Hollywood, Interrupted is a sometimes frightening, occasionally sad, and frequently hysterical odyssey into the darkest realms of showbiz pathology, the endless stream of meltdowns and flameouts, and the inexplicable behavior on the part of show business personalities.

Charting celebrities from rehab to retox, to jails, cults, institutions, near-death experiences and the Democratic Party, Hollywood, Interrupted takes readers on a surreal field trip into the amoral belly of the entertainment industry. Each chapter — covering topics including warped Hollywood child-rearing, bad medicine, hypocritical political maneuvering and the complicit media — delivers a meticulously researched, interview-infused, attitude heavy dispatch which analyzes and deconstructs the myths created by the celebrities themselves.

Celebrities somehow believe that it's their god-given right to inflict their pathology on the rest of us. Hollywood, Interrupted illustrates how these dysfunctional dilettantes are mad as hell... And we're not going to take it any more.


Product Details

ISBN-13: 9780471706243
Publisher: Wiley
Publication date: 03/10/2005
Pages: 416
Product dimensions: 5.73(w) x 8.76(h) x 1.12(d)

About the Author

ANDREW BREITBART has played the low-key online sidekick to Matt Drudge on the infamous Drudge Report for six years and is a regular commentator on Fox News, CNBC's Dennis Miller show, and talk radio. His writing has appeared in the Wall Street Journal, National Review Online, Human events, and the New York Post, among others, and he has worked as a researcher for Arianna Huffington.

MARK EBNER is an award-winning investigative journalist who has covered all aspects of celebrity culture for Spy, Rolling Stone, Details, Los Angeles magazine, Premiere, Salon, Spin, and New Times, among others. He has produced for and/or appeared as a journalist-commentator on NBC, FOX, MSNBC, A&E, FX, Court TV, and E! Entertainment Television. Ebner is currently serving as staff reporter for American Media, Inc.

Read an Excerpt

Hollywood, Interrupted

Insanity Chic in Babylon - The Case Against Celebrity
By Andrew Breitbart Mark Ebner

John Wiley & Sons

ISBN: 0-471-45051-0


Chapter One

HOLLYWOOD FAMILY VALUES

A New Weird Order

Leggo My Ego!

Why do Hollywood stars, the most attractive, admired, and highly compensated citizens of the world, have families more screwed up than even the notoriety-driven mongrels loitering around the green room at the Jerry Springer show?

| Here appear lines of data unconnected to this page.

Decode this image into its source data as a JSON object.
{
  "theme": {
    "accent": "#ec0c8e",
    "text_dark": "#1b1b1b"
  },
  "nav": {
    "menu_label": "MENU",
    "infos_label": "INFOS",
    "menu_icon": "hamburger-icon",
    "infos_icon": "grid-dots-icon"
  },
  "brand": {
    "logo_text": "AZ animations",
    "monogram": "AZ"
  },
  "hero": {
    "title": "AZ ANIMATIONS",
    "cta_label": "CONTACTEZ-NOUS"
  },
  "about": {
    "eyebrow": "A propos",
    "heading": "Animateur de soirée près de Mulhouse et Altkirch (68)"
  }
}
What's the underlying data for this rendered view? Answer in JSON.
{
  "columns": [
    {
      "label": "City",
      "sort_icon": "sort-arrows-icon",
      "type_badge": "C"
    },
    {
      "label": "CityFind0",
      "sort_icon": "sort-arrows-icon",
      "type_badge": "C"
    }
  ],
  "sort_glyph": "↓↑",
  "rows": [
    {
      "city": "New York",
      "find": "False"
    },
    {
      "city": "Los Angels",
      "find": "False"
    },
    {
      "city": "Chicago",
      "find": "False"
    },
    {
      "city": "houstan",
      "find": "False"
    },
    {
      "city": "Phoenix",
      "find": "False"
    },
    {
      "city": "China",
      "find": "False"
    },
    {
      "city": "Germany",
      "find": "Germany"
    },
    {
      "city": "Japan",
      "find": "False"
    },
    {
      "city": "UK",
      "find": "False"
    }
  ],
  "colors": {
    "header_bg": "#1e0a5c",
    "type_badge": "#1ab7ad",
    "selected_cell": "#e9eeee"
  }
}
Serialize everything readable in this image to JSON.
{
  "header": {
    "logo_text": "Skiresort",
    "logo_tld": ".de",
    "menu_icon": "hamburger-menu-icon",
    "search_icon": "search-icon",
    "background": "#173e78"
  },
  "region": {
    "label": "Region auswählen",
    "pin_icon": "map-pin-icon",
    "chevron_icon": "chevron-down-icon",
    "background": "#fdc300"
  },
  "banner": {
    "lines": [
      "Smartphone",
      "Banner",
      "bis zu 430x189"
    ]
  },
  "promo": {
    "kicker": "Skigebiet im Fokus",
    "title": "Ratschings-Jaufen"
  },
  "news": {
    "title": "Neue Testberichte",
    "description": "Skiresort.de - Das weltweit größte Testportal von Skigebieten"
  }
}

The short answer is ego. Insatiable ego. Constantly massaged ego. 24-hour-a-day concierge ego. 400-thread-count linen at the five-star luxury dog kennel ego. Trading in your prefame spouse for a world-class model ego.

Ego. Ego. Ego.

For every celebrity, by design and necessity, is a narcissist. The desire to become a star requires an incredible appetite for attention and approval. To achieve fame and its accoutrements takes laser-like focus, and a nearly commendable ability to stay self-centered in the service of the dream. Maintaining celebrity is a 24-hour-a-day process requiring a full-time staff to solidify the star's place at the top of the social pecking order. An impenetrable ring of "yes" creatures-including assistants, publicists, managers, agents, hair and make-up artists, stylists, lifestyle consultants, Pilates instructors, cooks, drivers, nannies, schedulers, and other assorted caretakers-work round-the-clock to feed the star's absurd sense of entitlement. Celebritiesfocus on the minutiae of self all the time-and they make sure that no distractions like airplane reservation snafus or colicky babies interrupt this singular focus. This often extremely lucrative self-obsession invariably becomes downright pathological.

That is why Los Angeles is a veritable triage center for psychiatry, and why the industry responds so well to Woody Allen's neurosis-driven films when the public at large barely registers his openings. It is also why psychiatry's arch-nemesis, Scientology, has made Hollywood central to its base of operations (more about the "church" of L. Ron Hubbard and its hold on Hollywood later!). The competition for the dollars of damaged celebrity souls is stiff-may the best man win, Freud or Hubbard.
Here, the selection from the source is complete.